Planning a beautiful life, with scenario planning
Scenario Planning, Tools
“This essential tool for planners and policymakers will encourage replication of exploratory scenario planning processes in many more communities.”
— Jennifer Minner, Associate Professor, Department of City and Regional Planning, Cornell University
Why does your city need exploratory scenario planning? Because we need to move beyond reactionary responses to crises and develop desired Tomorrowlands. Our society may love dystopian and survivalist narratives in our mythology, but these individualist potboilers lead to structures and infrastructure that lose all the advantages of city life. Dystopian focuses on individual survival regardless of destruction because systemic change is untenable. Dystopian accepts the horrible situation. It is acquiescing. This purview only benefits those who bathe in the fountain of power and oppression. I have associates who exclaim regularly, “we’re all going to die and no one cares.” This becomes a self-fulfilling prophecy if only because the proclaimer inadvertently declared that they also do not care. No one wants to hear that they are going to die, that’s a bummer. These friends are well-read and can discuss at length cautionary tales like “Lord of the Flies,” “Nineteen Eighty-Four,” “A Scanner Darkly.” I used to question their comprehension skills, but now I question mine. The average person doesn’t look at nightmares and gets motivated. It’s not how humans operate.
“Nightmare scenarios are depressing, and depression immobilizes those one hopes to mobilize.”
— Dr. George McCarthy, President Lincoln Institute, 2020
A real-life version of the “Lord of the Flies” had a very different ending. Six boys from Tonga “borrowed” a fishing boat for a joyride to Fiji. After a storm, they were washed ashore on a deserted island and survived for 15 months before being rescued. They established guidelines, worked in pairs to minimize danger, used ‘time outs” to de-escalate conflicts, and maintained signal fires. And they survived and flourished by working together.
I am going to bet they did a version of scenario planning. Co-operation works.

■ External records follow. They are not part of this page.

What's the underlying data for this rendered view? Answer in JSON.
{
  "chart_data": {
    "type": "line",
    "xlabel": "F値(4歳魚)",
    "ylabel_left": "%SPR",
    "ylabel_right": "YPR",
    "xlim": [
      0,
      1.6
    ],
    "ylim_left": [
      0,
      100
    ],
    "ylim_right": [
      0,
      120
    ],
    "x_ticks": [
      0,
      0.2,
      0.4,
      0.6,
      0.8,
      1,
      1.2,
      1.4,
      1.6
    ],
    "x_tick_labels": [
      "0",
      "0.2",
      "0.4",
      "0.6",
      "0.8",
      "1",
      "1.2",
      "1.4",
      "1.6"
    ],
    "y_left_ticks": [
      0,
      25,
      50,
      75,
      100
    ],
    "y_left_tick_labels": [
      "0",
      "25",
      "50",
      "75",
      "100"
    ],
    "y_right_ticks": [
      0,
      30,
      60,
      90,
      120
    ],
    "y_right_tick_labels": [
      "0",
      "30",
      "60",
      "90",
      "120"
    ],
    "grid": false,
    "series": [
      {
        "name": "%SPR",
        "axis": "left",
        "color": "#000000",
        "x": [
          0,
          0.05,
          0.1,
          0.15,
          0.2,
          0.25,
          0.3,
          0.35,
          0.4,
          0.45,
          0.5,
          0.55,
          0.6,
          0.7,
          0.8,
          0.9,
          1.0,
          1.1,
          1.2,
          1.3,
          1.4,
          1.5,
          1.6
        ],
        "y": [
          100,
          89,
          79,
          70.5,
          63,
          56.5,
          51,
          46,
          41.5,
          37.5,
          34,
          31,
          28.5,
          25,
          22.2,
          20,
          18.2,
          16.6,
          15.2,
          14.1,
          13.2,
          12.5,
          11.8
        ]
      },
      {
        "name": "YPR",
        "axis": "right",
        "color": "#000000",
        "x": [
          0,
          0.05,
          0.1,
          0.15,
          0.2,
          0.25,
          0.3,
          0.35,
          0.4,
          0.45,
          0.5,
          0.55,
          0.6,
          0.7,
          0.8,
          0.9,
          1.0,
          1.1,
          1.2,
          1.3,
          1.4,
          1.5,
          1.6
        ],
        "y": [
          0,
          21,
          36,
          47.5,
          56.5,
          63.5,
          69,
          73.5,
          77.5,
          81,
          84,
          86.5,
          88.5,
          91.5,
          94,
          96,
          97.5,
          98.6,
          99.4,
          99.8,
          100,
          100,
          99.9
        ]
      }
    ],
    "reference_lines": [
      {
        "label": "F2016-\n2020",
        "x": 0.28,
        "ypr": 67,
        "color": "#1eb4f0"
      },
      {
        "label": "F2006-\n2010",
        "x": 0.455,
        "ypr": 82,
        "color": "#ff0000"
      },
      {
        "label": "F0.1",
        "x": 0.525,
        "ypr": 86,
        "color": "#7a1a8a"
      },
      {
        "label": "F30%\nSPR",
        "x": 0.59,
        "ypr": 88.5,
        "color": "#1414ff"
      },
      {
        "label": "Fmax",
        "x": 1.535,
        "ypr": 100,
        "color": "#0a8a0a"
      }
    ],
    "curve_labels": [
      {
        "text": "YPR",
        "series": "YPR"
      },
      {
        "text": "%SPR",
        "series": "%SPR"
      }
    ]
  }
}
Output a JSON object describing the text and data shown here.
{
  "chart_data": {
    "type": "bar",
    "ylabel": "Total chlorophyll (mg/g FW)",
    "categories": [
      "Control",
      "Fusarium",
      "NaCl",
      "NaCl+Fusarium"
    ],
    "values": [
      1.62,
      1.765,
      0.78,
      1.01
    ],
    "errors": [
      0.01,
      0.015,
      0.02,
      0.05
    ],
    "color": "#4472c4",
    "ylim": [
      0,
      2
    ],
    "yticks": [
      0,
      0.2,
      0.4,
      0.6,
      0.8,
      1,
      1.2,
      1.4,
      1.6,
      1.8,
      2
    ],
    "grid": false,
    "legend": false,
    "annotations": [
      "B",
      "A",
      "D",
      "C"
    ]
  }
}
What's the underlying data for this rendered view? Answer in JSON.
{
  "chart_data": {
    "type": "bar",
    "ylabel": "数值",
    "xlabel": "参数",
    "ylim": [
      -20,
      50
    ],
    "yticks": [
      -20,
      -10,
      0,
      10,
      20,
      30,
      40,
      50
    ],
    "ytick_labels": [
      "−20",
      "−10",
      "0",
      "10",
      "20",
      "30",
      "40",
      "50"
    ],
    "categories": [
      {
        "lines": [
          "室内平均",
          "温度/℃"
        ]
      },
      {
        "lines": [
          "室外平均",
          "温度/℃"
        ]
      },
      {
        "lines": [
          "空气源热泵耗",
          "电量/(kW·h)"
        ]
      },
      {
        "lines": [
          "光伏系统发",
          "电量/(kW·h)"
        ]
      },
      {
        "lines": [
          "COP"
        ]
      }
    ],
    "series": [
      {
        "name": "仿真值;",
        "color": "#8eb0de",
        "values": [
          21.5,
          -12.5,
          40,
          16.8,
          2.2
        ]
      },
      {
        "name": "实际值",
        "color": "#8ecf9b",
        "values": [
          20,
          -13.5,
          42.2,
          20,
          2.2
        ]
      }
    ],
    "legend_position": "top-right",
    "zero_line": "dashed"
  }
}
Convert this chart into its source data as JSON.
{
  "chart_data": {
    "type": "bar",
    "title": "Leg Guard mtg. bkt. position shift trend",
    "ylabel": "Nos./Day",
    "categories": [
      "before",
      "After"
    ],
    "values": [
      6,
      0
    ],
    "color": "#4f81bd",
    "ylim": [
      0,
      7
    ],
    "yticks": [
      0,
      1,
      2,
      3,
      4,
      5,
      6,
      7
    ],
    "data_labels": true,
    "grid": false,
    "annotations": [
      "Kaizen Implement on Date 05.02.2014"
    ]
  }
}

Scenario planning is a strategic planning method that some organizations use to make flexible long-term plans.
In Jared Diamond’s book “Collapse: How Societies Choose to Fail or Succeed,” he discusses a psychological response called the dam effect. To summarize, people under the dam are the most certain that it won’t fail, even with insurmountable evidence presented to them, because they live under the dam. If it fails, they die, so they have a powerful motivation to believe it will not happen. You don’t have to be this person. You do not have to wait to die or get evicted. You do not.
A marvelous future is possible, but sometimes, in order for people to see what is possible, they need support in the visionary stage. In the past, World’s Fairs often provided inspiration and the Fairs of the mid-twentieth century were replete with bright visions of the future. NYC in 1940: Building The World of Tomorrow, Chicago in 1940: American Negro Exposition, Brussels in 1958: A World View: A New Humanism, Seattle in 1962: Man in the Space Age, NYC in 1964: Peace through Understanding, Montreal in 1967: Man and his World, and Osaka in 1970: Progress and Harmony for Mankind. Entirely private ventures like Disney’s Tomorrowland & Epcot Center had enormous impacts on a positive vision of the future.
I may be critical of some of the automobile-centric visions they presented, but that they provided a positive, achievable dream of a better world and just society is laudable.
How do you support people to move them into action? This can be done in many ways— fiction, movies, plays, songs, and scenario planning.
Scenario planning is how you dream.
“[Scenario planning] is ordering one’s perceptions about alternative future environments in which one’s decisions might be played out.”
—Michael Fitzsimmons, “Scenario Planning and Strategy in the Pentagon,” 2019
Think of the lessons taught about friendship, racial equity, and cooperation in Sesame Street. I can still sing “Co-operation making it happen! co-operation making it great!”
Scenario planning supports how our brains organize the world to make the world around us make sense. When people can understand that they are an integral part of the larger system, they are more likely to take part in the system in a pro-social manner. And this is a major problem not only in the United States, but around the world. From State’s Rights to political borders, we isolate ourselves into self-sentenced prisoners in prisons of our own making and going to war with “other” selves in K - Block.
Scenario planning is the language and framework of planning and development. To advocate for your community, you need to understand how scenario planning works. Learn how to work together. Learn the tactics of power.